I'm shut in, all alone. I never in a million years thought I would ever live like this. I've become a hermit of sorts, living all alone in this apartment. I stay up all Night and sleep all day, eating little powdered donuts and drinking Mountain Dew. Tasty. I've grown to like living this way. There is no one that I have to care about, no one I have to look out for. I can be myself 24 hours a day. There are no messes to clean up, except my own, no other signs of life to burden me. Everything is different. I hardly have to talk anymore, except to entertain myself, the sound of my own voice as I carry on a conversation about nothing with no one in particular, is enough to make me laugh out loud for a great deal of time. I pass the time with TV and music, all the while eating my donuts and drinking Mountain Dew. When it comes time to leave this place for groceries or other monotonous but required activities I often think of it as a chore and a blemish on my otherwise perfect life.

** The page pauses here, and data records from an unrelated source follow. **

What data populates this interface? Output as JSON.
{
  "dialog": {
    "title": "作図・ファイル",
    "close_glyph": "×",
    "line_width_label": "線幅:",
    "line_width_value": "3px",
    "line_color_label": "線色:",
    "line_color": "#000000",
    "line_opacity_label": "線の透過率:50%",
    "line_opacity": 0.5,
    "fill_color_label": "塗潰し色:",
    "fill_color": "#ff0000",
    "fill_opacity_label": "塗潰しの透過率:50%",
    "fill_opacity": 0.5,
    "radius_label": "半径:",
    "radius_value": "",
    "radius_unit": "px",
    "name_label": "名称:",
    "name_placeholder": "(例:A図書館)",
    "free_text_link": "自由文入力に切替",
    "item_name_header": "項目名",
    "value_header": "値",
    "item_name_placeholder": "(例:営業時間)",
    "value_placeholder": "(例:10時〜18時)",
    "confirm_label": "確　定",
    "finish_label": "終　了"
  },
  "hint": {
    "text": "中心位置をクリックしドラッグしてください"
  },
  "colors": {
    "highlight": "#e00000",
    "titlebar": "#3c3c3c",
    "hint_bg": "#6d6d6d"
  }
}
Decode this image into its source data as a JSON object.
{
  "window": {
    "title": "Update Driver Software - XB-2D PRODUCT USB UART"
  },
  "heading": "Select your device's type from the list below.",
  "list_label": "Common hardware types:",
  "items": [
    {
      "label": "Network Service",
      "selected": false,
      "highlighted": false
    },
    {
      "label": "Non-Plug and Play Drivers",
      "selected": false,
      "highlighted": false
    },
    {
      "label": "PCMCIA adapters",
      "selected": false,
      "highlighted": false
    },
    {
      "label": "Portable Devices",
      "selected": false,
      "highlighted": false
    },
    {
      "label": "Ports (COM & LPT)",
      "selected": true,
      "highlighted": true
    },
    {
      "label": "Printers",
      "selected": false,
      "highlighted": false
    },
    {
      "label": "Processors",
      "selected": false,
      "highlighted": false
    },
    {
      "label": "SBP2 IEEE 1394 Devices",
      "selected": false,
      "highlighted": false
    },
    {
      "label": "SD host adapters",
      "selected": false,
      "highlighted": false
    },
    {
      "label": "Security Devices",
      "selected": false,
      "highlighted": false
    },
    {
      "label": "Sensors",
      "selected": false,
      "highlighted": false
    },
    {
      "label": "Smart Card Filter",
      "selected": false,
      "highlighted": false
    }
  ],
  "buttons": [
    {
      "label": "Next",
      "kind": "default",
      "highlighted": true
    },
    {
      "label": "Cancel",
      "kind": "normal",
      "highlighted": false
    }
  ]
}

I'll be gone no longer then 20 minutes at a time, so I leave the television on. Television is a marvelous thing, I have decided that much. There is always something on, whether I've seen it before or not doesn't much matter, because it is always there for me.
In this world I have made for myself, there are no worries, no cares and no pain. It's only me. There is no one for me to love and no one to love me. With love comes pain. And with being loved comes an attitude of unselfishness. I don't need either. Sometimes, my memory gets the better of me. I am reminded of a time and place where things were different, where I was a whole other person. My life, as I recall was dedicated to someone else, someone I can remember loving. I don't like to think of those times, so I mostly just watch television.
I've heard them talking. "It can't be healthy" the say. They are quick to declare me insane. How insane is it that all I want is to be free of the burdens that life so graciously brings? I'm insane? Meanwhile they are letting some other person dictate their life. They are letting someone push him or her around. They fight to find love or happiness and when they do, this allows them to block out the inevitable- that all things, in time, will fail. But it comes to those who wait- failure, I mean.
There's a fine line between insanity and genius, the two are so often confused. I feel I am sitting right in the middle of that line. And like to consider myself the latter. It's not an ego; it's a faint sign of hope, the last remnants of a battered and changed man
I remain here a shadow of my former self; I've changed for the better. I'll die right here, It's all planned out, I'll die right here, alone.